PRESS RELEASE
Zepp-LaRouche Addresses Forum at Largest Publishing House in China
May 26, 2017 (EIRNS)—In a major address to an audience of between 100 and 200 people at the Phoenix Press Publishing Group at their headquarters in Nanjing, China, Helga Zepp-LaRouche, the president of the Schiller Institute, gave a report-back from her attendance at the Belt and Road Forum in Beijing.
"The Belt and Road has injected optimism into many countries," Zepp-LaRouche said, "and the momentum is unstoppable," but bringing it fully to fruition "will not be easy." Immediately after the summit, she continued, the attacks against the Belt and Road escalated, combined with attacks against President Trump, who had sent a high-level delegation to the BRI Summit. "The attacks were based on the absurd charges of collusion with Russia in the election," she said.
"After the Cold War, the British and their American allies wanted to create a unipolar world," she said. "And in doing so they have destroyed the Middle East and left it in a shambles." And this precipitated the refugee crisis, the general reaction against "globalization," and the rise of right-wing movements. "The Belt and Road," she said,
"will bring about the creation of the World Land-Bridge, which will connect all continents. And this is something we have been fighting for, for over 40 years,"
she said.
She then described the fight of her and her husband, Lyndon H. LaRouche, Jr., to build a new world economic order: LaRouche’s call for an International Development Bank, the fight for the African development plan, and the Ibero-American initiative in the same direction in collaboration with Mexican President Jose Lopez Portillo, and the hundreds of seminars on five continents held by the Schiller Institute calling for a Belt and Road development.
"Transforming the Belt and Road to a World Land-Bridge will realize politically for the first time a real future for all the people living on this planet and will establish forms of governance for the world."
But to fully realize this, she said, "you must also study the ideas of my husband on the question of economics."
Zepp-LaRouche then went through the all-important cultural aspects of the Belt and Road and the need for all of the different cultures involved to bring out their finest achievements, in order to use these to create a dialogue of cultures among the nations on the Belt and Road. She then went through the importance of Friedrich Schiller in German and Western culture and the importance of Confucius in Chinese culture, making a concrete comparison of the works of Schiller and Confucius and showing the close similarity in the ideas of these two great thinkers which were separated in time by almost 2000 years .
Zepp-LaRouche was followed by Bill Jones, the Washington Bureau Chief of EIR, who showed a power point presentation describing the struggle of the LaRouche organization from the time of Nixon’s abandonment of the Bretton Woods system. He described the 1970s attack of the Club of Rome and the publication of "Limits to Growth," which was intended to transform the culture of progress into the culture of death with the international push for Zero Economic Growth and Zero Population Growth. He outlined the reaction of Lyndon LaRouche and the LaRouche organization to the Zero Growth movement, LaRouche’s call for the International Development Bank (IDB), and the subsequent call for the IDB and a New World Economic Order at the Colombo meeting of the Non-Aligned Movement in 1976, and by Guyana’s Foreign Minister, Fred Wills, at the U.N. General Assembly.

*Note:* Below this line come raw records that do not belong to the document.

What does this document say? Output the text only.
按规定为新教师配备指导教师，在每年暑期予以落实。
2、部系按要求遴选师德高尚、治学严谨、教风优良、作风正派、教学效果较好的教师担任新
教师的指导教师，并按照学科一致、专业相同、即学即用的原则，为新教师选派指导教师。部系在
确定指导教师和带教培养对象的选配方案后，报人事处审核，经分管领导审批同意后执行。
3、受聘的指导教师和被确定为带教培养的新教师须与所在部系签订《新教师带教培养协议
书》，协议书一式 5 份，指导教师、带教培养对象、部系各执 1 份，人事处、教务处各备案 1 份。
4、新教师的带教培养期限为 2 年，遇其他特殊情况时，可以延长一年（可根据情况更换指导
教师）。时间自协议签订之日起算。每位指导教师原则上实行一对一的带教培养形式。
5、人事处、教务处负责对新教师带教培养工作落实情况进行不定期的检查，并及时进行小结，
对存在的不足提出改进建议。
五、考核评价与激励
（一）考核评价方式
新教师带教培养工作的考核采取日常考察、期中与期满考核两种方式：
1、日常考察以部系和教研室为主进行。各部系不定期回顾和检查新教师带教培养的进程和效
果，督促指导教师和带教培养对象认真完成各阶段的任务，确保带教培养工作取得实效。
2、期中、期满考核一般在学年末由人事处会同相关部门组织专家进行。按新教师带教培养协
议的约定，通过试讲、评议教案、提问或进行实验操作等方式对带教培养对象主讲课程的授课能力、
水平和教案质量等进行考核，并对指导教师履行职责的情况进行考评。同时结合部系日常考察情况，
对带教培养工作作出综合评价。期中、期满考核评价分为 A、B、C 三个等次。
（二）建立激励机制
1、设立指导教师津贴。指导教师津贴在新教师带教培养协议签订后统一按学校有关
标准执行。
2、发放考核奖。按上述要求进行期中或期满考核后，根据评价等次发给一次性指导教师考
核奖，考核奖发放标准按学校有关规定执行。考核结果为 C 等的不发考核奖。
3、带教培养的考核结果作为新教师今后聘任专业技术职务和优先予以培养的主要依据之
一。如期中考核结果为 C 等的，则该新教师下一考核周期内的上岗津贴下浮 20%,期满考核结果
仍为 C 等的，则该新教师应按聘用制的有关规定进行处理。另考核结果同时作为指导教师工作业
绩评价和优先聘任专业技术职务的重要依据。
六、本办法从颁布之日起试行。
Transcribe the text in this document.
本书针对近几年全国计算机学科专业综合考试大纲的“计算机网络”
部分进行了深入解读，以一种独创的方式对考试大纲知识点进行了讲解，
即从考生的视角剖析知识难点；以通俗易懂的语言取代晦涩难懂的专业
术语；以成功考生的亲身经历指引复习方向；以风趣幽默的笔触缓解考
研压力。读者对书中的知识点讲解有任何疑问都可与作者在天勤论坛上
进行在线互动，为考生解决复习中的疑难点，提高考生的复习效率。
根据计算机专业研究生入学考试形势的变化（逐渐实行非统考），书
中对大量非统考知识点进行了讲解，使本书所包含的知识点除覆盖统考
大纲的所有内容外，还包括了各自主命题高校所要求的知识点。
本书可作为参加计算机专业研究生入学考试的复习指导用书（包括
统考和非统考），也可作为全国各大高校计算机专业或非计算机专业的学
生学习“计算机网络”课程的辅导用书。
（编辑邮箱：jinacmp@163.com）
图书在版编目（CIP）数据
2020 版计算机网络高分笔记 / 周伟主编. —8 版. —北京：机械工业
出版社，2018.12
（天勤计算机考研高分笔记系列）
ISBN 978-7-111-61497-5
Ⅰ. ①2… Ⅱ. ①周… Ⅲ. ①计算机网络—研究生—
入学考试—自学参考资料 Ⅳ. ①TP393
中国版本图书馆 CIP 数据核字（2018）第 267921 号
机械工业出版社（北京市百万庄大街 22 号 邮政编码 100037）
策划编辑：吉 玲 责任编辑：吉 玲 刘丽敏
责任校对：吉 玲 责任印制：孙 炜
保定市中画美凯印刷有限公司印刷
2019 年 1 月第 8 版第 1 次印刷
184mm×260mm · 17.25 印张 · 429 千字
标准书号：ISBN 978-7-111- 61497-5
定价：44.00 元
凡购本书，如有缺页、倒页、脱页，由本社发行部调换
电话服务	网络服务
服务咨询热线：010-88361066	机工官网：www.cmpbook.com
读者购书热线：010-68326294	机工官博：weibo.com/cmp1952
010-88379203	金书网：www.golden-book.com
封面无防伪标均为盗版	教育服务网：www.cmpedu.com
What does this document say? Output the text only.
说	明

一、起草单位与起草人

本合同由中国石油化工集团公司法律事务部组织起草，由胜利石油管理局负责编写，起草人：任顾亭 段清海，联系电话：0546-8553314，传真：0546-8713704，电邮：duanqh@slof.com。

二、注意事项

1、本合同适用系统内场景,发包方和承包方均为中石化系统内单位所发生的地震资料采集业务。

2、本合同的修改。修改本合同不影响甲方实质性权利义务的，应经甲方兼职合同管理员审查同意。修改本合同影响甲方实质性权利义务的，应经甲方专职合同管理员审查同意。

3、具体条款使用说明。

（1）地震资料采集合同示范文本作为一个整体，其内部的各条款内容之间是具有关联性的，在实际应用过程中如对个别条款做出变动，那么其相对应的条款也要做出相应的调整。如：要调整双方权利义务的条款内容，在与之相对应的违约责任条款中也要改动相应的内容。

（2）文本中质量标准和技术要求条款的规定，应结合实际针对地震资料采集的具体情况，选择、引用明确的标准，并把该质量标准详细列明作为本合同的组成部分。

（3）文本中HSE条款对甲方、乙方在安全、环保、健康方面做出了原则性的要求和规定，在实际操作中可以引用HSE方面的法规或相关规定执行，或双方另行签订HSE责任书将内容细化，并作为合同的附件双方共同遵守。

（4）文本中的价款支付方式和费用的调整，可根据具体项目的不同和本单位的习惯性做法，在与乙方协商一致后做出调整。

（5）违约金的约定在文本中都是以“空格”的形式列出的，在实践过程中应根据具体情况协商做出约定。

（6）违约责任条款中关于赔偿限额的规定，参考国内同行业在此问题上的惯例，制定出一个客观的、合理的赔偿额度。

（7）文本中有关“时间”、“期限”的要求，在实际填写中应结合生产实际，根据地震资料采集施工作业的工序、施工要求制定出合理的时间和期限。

Jones described the struggle waged by LaRouche to bring President Ronald Reagan, who had adopted LaRouche’s concept of the Strategic Defense Initiative (SDI) as a peace proposal with the Soviet Union, into a working relationship with the progressive leaders in the developing sector, such as Mexican President Lopez Portillo and Indian Prime Minister Indira Gandhi. These efforts then led to a reaction by the people around Vice President George H.W. Bush, who connived to have LaRouche and several of his associates incarcerated on trumped-up charge. The election of President William Clinton brought LaRouche out of prison and back into an advisory role, with President Clinton’s attempts, albeit unsuccessful, to move in the direction of a new financial architecture. The creation of the Belt and Road Initiative (BRI) and the Asian Infrastructure Investment Bank (AIIB) represent, therefore, the type of structures that LaRouche and his movement have been trying to bring about for over four decades, Jones explained.
This was followed by Professor Bao Shixiu, a professor of military science, who outlined the strategic importance of the Belt and Road for China, showing how it will allow the country to overcome the traditional difficulties it has had with other countries, including India and Japan. Professor Bao underlined the seminal role of the LaRouches in bringing this initiative to the forefront, and the ongoing struggle of Lyndon and Helga LaRouche to overcome the opposition to it from the London-New York financial elites. Professor Bao also laid out both the economic and strategic implications of the Belt and Road for China, which would help ensure a harmonious climate in the region and in the world, which would allow it and all other countries to continue to develop.
There was a great deal of interest exhibited by the audience, particularly in Helga Zepp-LaRouche’s call for the dialogue of cultures and a heightened degree of interest in the work of Friedrich Schiller among the Phoenix staff, some of whom seemed to have had a rather extensive exposure to the works of German culture.